Ich nahm den Kleiderbeutel und ging wieder zurück, um mich wirklich im Spiegel zu betrachten.
Ich sah erschöpft aus vom langen Weglaufen. Jetzt gab es nichts mehr, wovor ich weglaufen musste, und meine Gesichtszüge wirkten viel entspannter. Ich ließ das Handtuch zu Boden fallen und sah mich genau an – den Körper, der mir immer Angst gemacht hatte. Ein guter Körper, eine gute Figur. Hübsch. Wenn man ihn so sah, wäre man nie auf die Idee gekommen, dass ein Wurm darinsaß und nagte.
Ich griff in die Plastiktüte, holte eins von Hamishs T-Shirts heraus und zog es an. Der Spiegel war schon wieder beschlagen. Ich rieb eine Stelle frei, um mein Haar zu richten und betrachtete mein trauriges, entspanntes Gesicht. Ich rieb etwas tiefer eine Stelle frei, um mich in dem weißen T-Shirt zu betrachten, von dem Hamish gesagt hatte, dass er es normalerweise im Bett trage. Es war ein hübsches T-Shirt, vielleicht Größe sechzehn, mit schicken Nähten, einem tiefen Rundhalsausschnitt und einer beeindruckenden schwarzen Abbildung auf der Vorderseite. Sie zeigte zwei sehr große Augen.
Teil fünf
42
Irgendwie war das alles scheiße gelaufen, dachte Hamish. Seine Schuld. Er hätte sich an die Streunerinnen halten sollen, die nicht so viel hatten, wofür es sich lohnte zu leben. Er hätte die Besetzer davon abhalten sollen, in das Haus einzuziehen. Mit jeder Minute wurde ihm übler.

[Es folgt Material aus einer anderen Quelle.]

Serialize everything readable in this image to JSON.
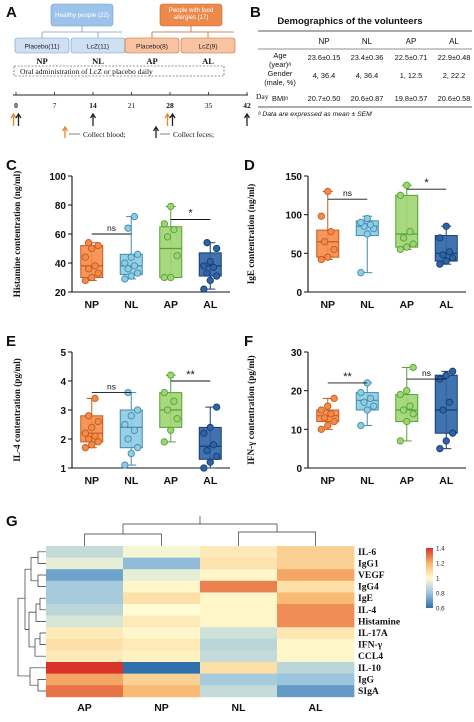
{
  "panels": {
    "A": "A",
    "B": "B",
    "C": "C",
    "D": "D",
    "E": "E",
    "F": "F",
    "G": "G"
  },
  "design": {
    "healthy": "Healthy people (22)",
    "allergy": "People with food allergies (17)",
    "groups": [
      {
        "box": "Placebo(11)",
        "label": "NP",
        "color": "#cfe0f5"
      },
      {
        "box": "LcZ(11)",
        "label": "NL",
        "color": "#cfe0f5"
      },
      {
        "box": "Placebo(8)",
        "label": "AP",
        "color": "#f8c3a2"
      },
      {
        "box": "LcZ(9)",
        "label": "AL",
        "color": "#f8c3a2"
      }
    ],
    "oral": "Oral administration of LcZ or placebo daily",
    "day_label": "Day",
    "days": [
      "0",
      "7",
      "14",
      "21",
      "28",
      "35",
      "42"
    ],
    "legend_blood": "Collect blood;",
    "legend_feces": "Collect feces;",
    "colors": {
      "healthy": "#9ec3ea",
      "allergy": "#ec8a4e",
      "blood_arrow": "#e0872f",
      "feces_arrow": "#222222"
    }
  },
  "table": {
    "title": "Demographics of the volunteers",
    "columns": [
      "",
      "NP",
      "NL",
      "AP",
      "AL"
    ],
    "rows": [
      {
        "label": "Age (year)ᵃ",
        "values": [
          "23.6±0.15",
          "23.4±0.36",
          "22.5±0.71",
          "22.9±0.48"
        ]
      },
      {
        "label": "Gender (male, %)",
        "values": [
          "4, 36.4",
          "4, 36.4",
          "1, 12.5",
          "2, 22.2"
        ]
      },
      {
        "label": "BMIᵃ",
        "values": [
          "20.7±0.50",
          "20.6±0.87",
          "19.8±0.57",
          "20.6±0.58"
        ]
      }
    ],
    "footnote": "ᵃ Data are expressed as mean ± SEM"
  },
  "chart_data": [
    {
      "panel": "C",
      "type": "box",
      "ylabel": "Histamine contentration (ng/ml)",
      "ylim": [
        20,
        100
      ],
      "yticks": [
        "20",
        "40",
        "60",
        "80",
        "100"
      ],
      "categories": [
        "NP",
        "NL",
        "AP",
        "AL"
      ],
      "boxes": [
        {
          "min": 28,
          "q1": 30,
          "median": 38,
          "q3": 52,
          "max": 54
        },
        {
          "min": 29,
          "q1": 32,
          "median": 38,
          "q3": 46,
          "max": 72
        },
        {
          "min": 30,
          "q1": 30,
          "median": 50,
          "q3": 65,
          "max": 79
        },
        {
          "min": 22,
          "q1": 31,
          "median": 38,
          "q3": 47,
          "max": 54
        }
      ],
      "points": [
        [
          28,
          30,
          33,
          36,
          38,
          44,
          50,
          52,
          54
        ],
        [
          29,
          31,
          33,
          36,
          38,
          40,
          44,
          46,
          64,
          72
        ],
        [
          30,
          30,
          45,
          58,
          63,
          67,
          79
        ],
        [
          22,
          28,
          31,
          33,
          37,
          38,
          41,
          50,
          54
        ]
      ],
      "comparisons": [
        {
          "from": 0,
          "to": 1,
          "label": "ns",
          "y": 60
        },
        {
          "from": 2,
          "to": 3,
          "label": "*",
          "y": 70
        }
      ]
    },
    {
      "panel": "D",
      "type": "box",
      "ylabel": "IgE contentration (ng/ml)",
      "ylim": [
        0,
        150
      ],
      "yticks": [
        "0",
        "50",
        "100",
        "150"
      ],
      "categories": [
        "NP",
        "NL",
        "AP",
        "AL"
      ],
      "boxes": [
        {
          "min": 42,
          "q1": 45,
          "median": 65,
          "q3": 80,
          "max": 130
        },
        {
          "min": 25,
          "q1": 73,
          "median": 85,
          "q3": 92,
          "max": 98
        },
        {
          "min": 55,
          "q1": 58,
          "median": 75,
          "q3": 125,
          "max": 138
        },
        {
          "min": 36,
          "q1": 40,
          "median": 50,
          "q3": 73,
          "max": 85
        }
      ],
      "points": [
        [
          42,
          45,
          55,
          65,
          78,
          98,
          130
        ],
        [
          25,
          75,
          82,
          85,
          87,
          90,
          95
        ],
        [
          55,
          58,
          62,
          70,
          78,
          125,
          138
        ],
        [
          36,
          40,
          44,
          48,
          52,
          70,
          85
        ]
      ],
      "comparisons": [
        {
          "from": 0,
          "to": 1,
          "label": "ns",
          "y": 120
        },
        {
          "from": 2,
          "to": 3,
          "label": "*",
          "y": 133
        }
      ]
    },
    {
      "panel": "E",
      "type": "box",
      "ylabel": "IL-4 contentration (pg/ml)",
      "ylim": [
        1,
        5
      ],
      "yticks": [
        "1",
        "2",
        "3",
        "4",
        "5"
      ],
      "categories": [
        "NP",
        "NL",
        "AP",
        "AL"
      ],
      "boxes": [
        {
          "min": 1.7,
          "q1": 1.9,
          "median": 2.2,
          "q3": 2.8,
          "max": 3.4
        },
        {
          "min": 1.1,
          "q1": 1.7,
          "median": 2.4,
          "q3": 3.0,
          "max": 3.6
        },
        {
          "min": 1.9,
          "q1": 2.4,
          "median": 3.0,
          "q3": 3.6,
          "max": 4.2
        },
        {
          "min": 1.0,
          "q1": 1.3,
          "median": 1.75,
          "q3": 2.4,
          "max": 3.1
        }
      ],
      "points": [
        [
          1.7,
          1.8,
          1.9,
          2.0,
          2.1,
          2.2,
          2.4,
          2.6,
          2.8,
          3.4
        ],
        [
          1.1,
          1.5,
          1.7,
          2.0,
          2.3,
          2.5,
          2.8,
          3.0,
          3.6
        ],
        [
          1.9,
          2.3,
          2.7,
          3.0,
          3.3,
          3.6,
          4.2
        ],
        [
          1.0,
          1.2,
          1.4,
          1.6,
          1.8,
          2.2,
          2.4,
          3.1
        ]
      ],
      "comparisons": [
        {
          "from": 0,
          "to": 1,
          "label": "ns",
          "y": 3.6
        },
        {
          "from": 2,
          "to": 3,
          "label": "**",
          "y": 4.0
        }
      ]
    },
    {
      "panel": "F",
      "type": "box",
      "ylabel": "IFN-γ contentration (pg/ml)",
      "ylim": [
        0,
        30
      ],
      "yticks": [
        "0",
        "10",
        "20",
        "30"
      ],
      "categories": [
        "NP",
        "NL",
        "AP",
        "AL"
      ],
      "boxes": [
        {
          "min": 10,
          "q1": 12,
          "median": 13.5,
          "q3": 15,
          "max": 18
        },
        {
          "min": 11,
          "q1": 15,
          "median": 17.5,
          "q3": 19.5,
          "max": 22
        },
        {
          "min": 7,
          "q1": 12,
          "median": 15,
          "q3": 19,
          "max": 26
        },
        {
          "min": 5,
          "q1": 9,
          "median": 15,
          "q3": 24,
          "max": 25
        }
      ],
      "points": [
        [
          10,
          11,
          12,
          13,
          14,
          15,
          16,
          18
        ],
        [
          11,
          15,
          16,
          17,
          18,
          19.5,
          22
        ],
        [
          7,
          12,
          14,
          15,
          16,
          19,
          20,
          26
        ],
        [
          5,
          7,
          9,
          15,
          17,
          23,
          24,
          25
        ]
      ],
      "comparisons": [
        {
          "from": 0,
          "to": 1,
          "label": "**",
          "y": 22
        },
        {
          "from": 2,
          "to": 3,
          "label": "ns",
          "y": 23
        }
      ]
    },
    {
      "panel": "G",
      "type": "heatmap",
      "columns": [
        "AP",
        "NP",
        "NL",
        "AL"
      ],
      "rows": [
        "IL-6",
        "IgG1",
        "VEGF",
        "IgG4",
        "IgE",
        "IL-4",
        "Histamine",
        "IL-17A",
        "IFN-γ",
        "CCL4",
        "IL-10",
        "IgG",
        "SIgA"
      ],
      "values": [
        [
          0.88,
          0.98,
          1.05,
          1.12
        ],
        [
          0.95,
          0.78,
          1.07,
          1.12
        ],
        [
          0.72,
          0.95,
          1.02,
          1.22
        ],
        [
          0.82,
          1.02,
          1.28,
          1.08
        ],
        [
          0.82,
          1.08,
          1.02,
          1.18
        ],
        [
          0.86,
          1.0,
          1.02,
          1.26
        ],
        [
          0.92,
          1.05,
          1.02,
          1.26
        ],
        [
          1.05,
          1.02,
          0.9,
          1.06
        ],
        [
          1.08,
          1.05,
          0.86,
          1.02
        ],
        [
          1.05,
          1.03,
          0.88,
          1.02
        ],
        [
          1.42,
          0.6,
          1.08,
          0.86
        ],
        [
          1.22,
          1.12,
          0.82,
          0.8
        ],
        [
          1.3,
          1.18,
          0.88,
          0.7
        ]
      ],
      "colorbar_ticks": [
        "1.4",
        "1.2",
        "1",
        "0.8",
        "0.6"
      ],
      "colorscale": [
        "#2f6fae",
        "#9cc5de",
        "#fffcd2",
        "#f9b36a",
        "#d73328"
      ]
    }
  ],
  "box_colors": {
    "NP": {
      "fill": "#f58b4a",
      "stroke": "#c55a1c"
    },
    "NL": {
      "fill": "#8fcbe3",
      "stroke": "#3f8dad"
    },
    "AP": {
      "fill": "#9ed572",
      "stroke": "#56a233"
    },
    "AL": {
      "fill": "#2d64a8",
      "stroke": "#173d70"
    }
  }
}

Als Bronwyn anrief, hatte er gerade an der Queensway Terrace geparkt und sich gefragt, was am besten mit der Leiche zu tun sei. Seine »Arbeitskleidung« lag in Plastiktüten auf dem Beifahrersitz.
Er musste die Leiche nicht nur loswerden, er musste sie auch säubern, damit sie die Polizei nicht auf seine Spur führte. Mit ihrem Anruf hatte Bronwyn ihm wie durch Zauberei die Antwort gegeben. Die Dampfräume. Mehr Chemikalien und Scheuerbürsten, als er jemals brauchen würde. Vielleicht gab es da sogar einen Verbrennungsofen. Wie im Krematorium.